El objetivo de esta investigación es realizar un metanálisis sobre si la suplementación con proteínas puede producir cambios relevantes en los resultados del entrenamiento, analizando la relación entre la dosis y la respuesta.

Metodología

Los autores consideraron todos los ensayos controlados aleatorizados que combinaban el entrenamiento de resistencia y la suplementación proteica.  Esos estudios debían durar al menos 6 semanas y los participantes tenían que entrenar al menos 2 veces semanales. Además, el grupo al que se le suministraba suplementos no debía ingerir otros agentes potencialmente generadores de hipertrofia (creatina, testosterona, etc.). Finalmente se tuvieron en cuenta únicamente estudios donde no se exigía restricción calórica y donde los participantes estuvieran sanos. Todos esos criterios de inclusión hicieron que la muestra se compusiera de 49 investigaciones, que son las que formaron parte del metanálisis.

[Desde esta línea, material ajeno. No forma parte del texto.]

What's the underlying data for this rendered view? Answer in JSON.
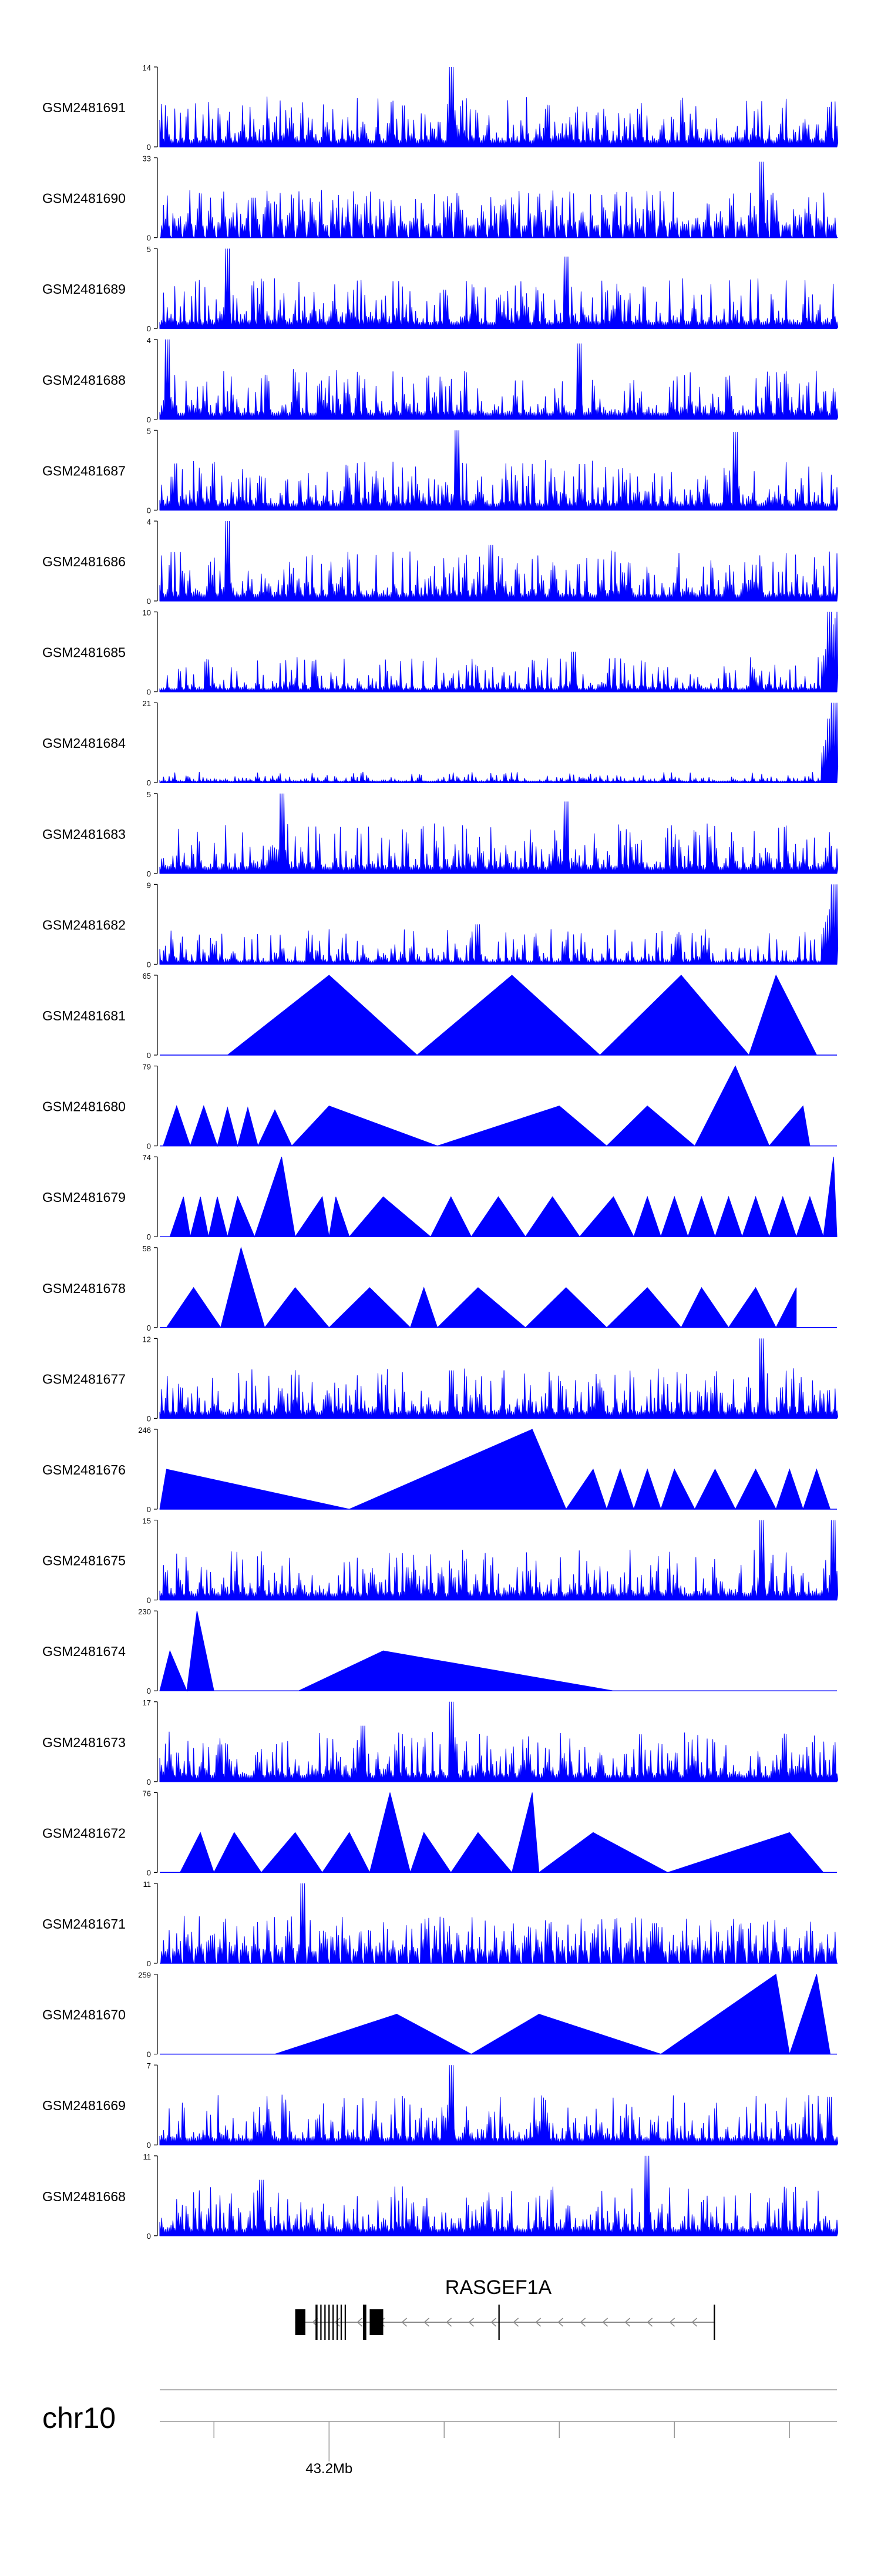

Como variables de respuesta se consideraron el test de repetición máxima (1RM), la contracción máxima voluntaria (MVC), la masa corporal total (TBM), la masa libre de grasa (FFM) y otras medidas antropométricas.

El total de participantes considerados en los estudios fue de 1863, con una media de 35 años .

Resultados e impliaciones

La suplementación con proteínas produjo ganancias significativas de fuerza en el test de 1RM: Diferencia de medias (MD)= 2.49  IC 95% (0.64 ; 4.33), y ganancias en masa libre de grasa (FFM): MD=0.30 IC 95% (0.09 ; 0.52), mientras que redujo la masa grasa (FM), MD=-0.41 IC 95% (-0.70 ; -0.13).

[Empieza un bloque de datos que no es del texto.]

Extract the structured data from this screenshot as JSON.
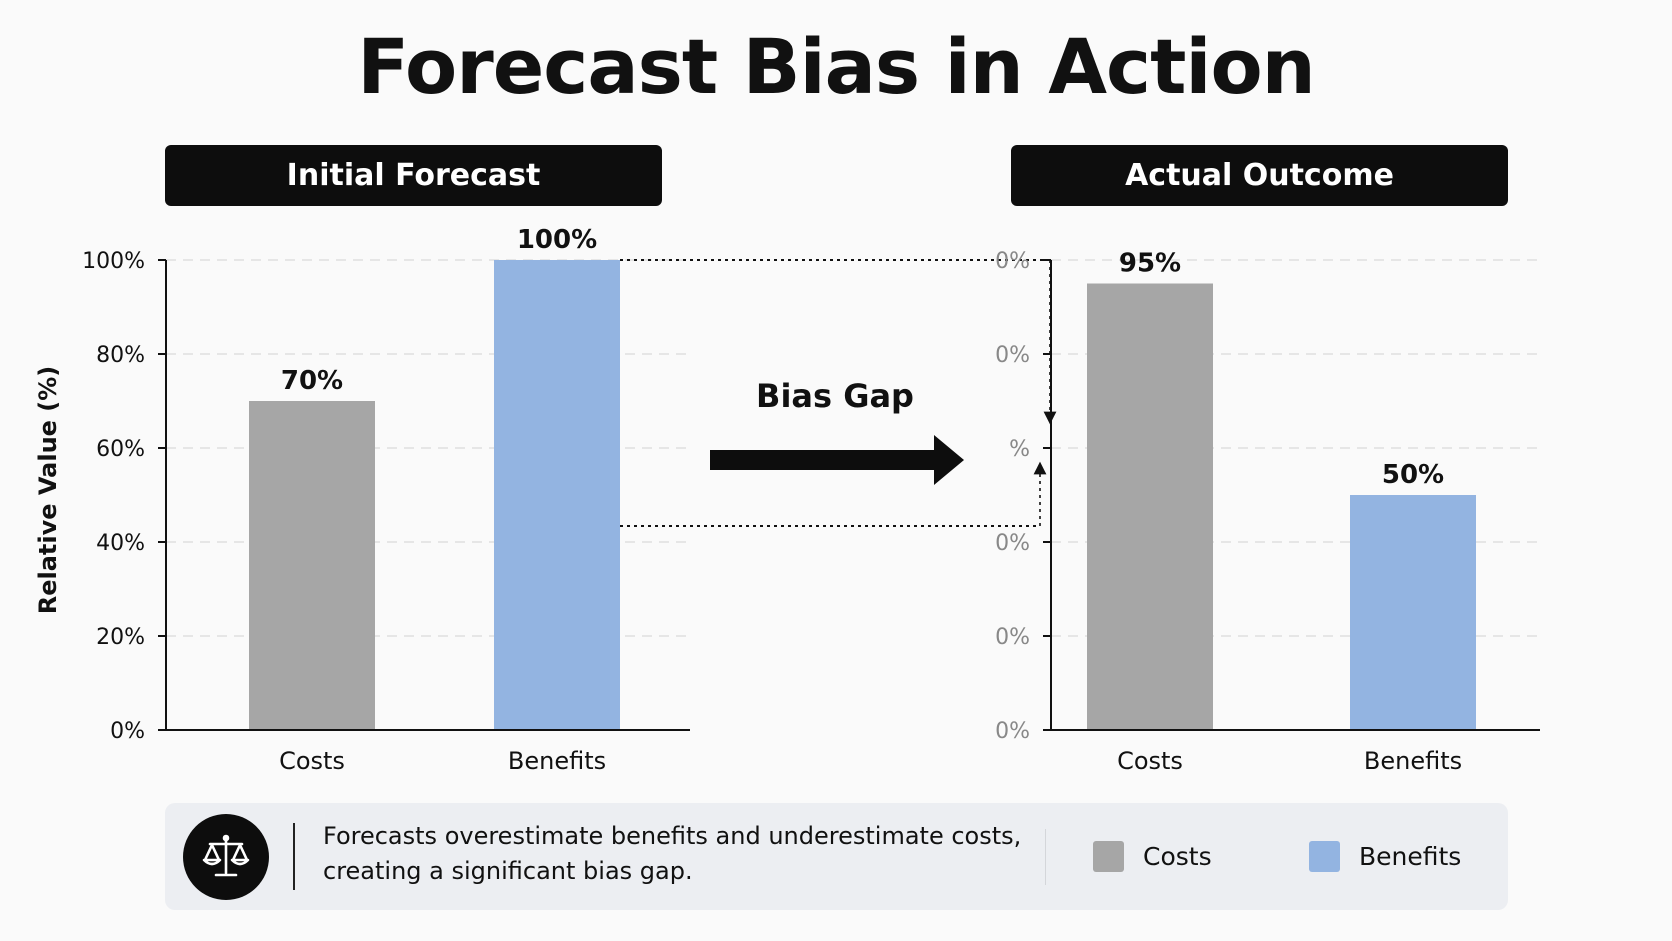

Las ganancias en FFM fueron menos efectivas a medida que la edad de los participantes se incrementaba, y no se produjeron por encima de 1.6 g/kg/día. Este último es un resultado muy importante porque indica que se puede conseguir resultados equivalentes con una ingesta proteica que se puede obtener de forma relativamente  fácil desde la propia dieta (sin necesidad, por tanto, de suplementarse). Los autores encuentran que el momento de la suplementación proteica (post-entrenamiento, pre-entrenamiento, etc.) tenía un rol marginal en los resultados.

Limitaciones/Comentarios

Establecer recomendaciones generales en entrenamiento deportivo es muy complejo. Este estudio pretende hacerlo al recopilar 49 investigaciones anteriores sobre los efectos de la suplementación con proteínas en algunas variables clave de rendimiento y antropométricas. Pero bajo mi punto de vista, y aunque meritorio, sólo da una visión muy general al respecto.

Mezclar estudios donde existe una gran heterogeneidad de edades y de formas de suplementación (de tipos de proteína ingerida),produce un dibujo demasiado ecléctico. Es cierto que los autores reportan que en 23 de sus estudios la ingesta calórica diaria total se mantenía constante, pero no sabemos nada del resto, y eso podría condicionar los resultados.

Los autores tampoco inciden en los test de mala especificación de sus análisis estadísticos (algo habitual en este tipo de estudios), por lo que cuando se habla de “regresión” no se reportan si se cumplen las asunciones.

Parece adecuado escoger ese 1.6 gr/kg/día como recomendación general, pero hay que admitir también que la regresión segmentada realizada para detectar ese “break point” tiene un p-valor de 0.079, por lo que una interpretación más prudente sería recomendable.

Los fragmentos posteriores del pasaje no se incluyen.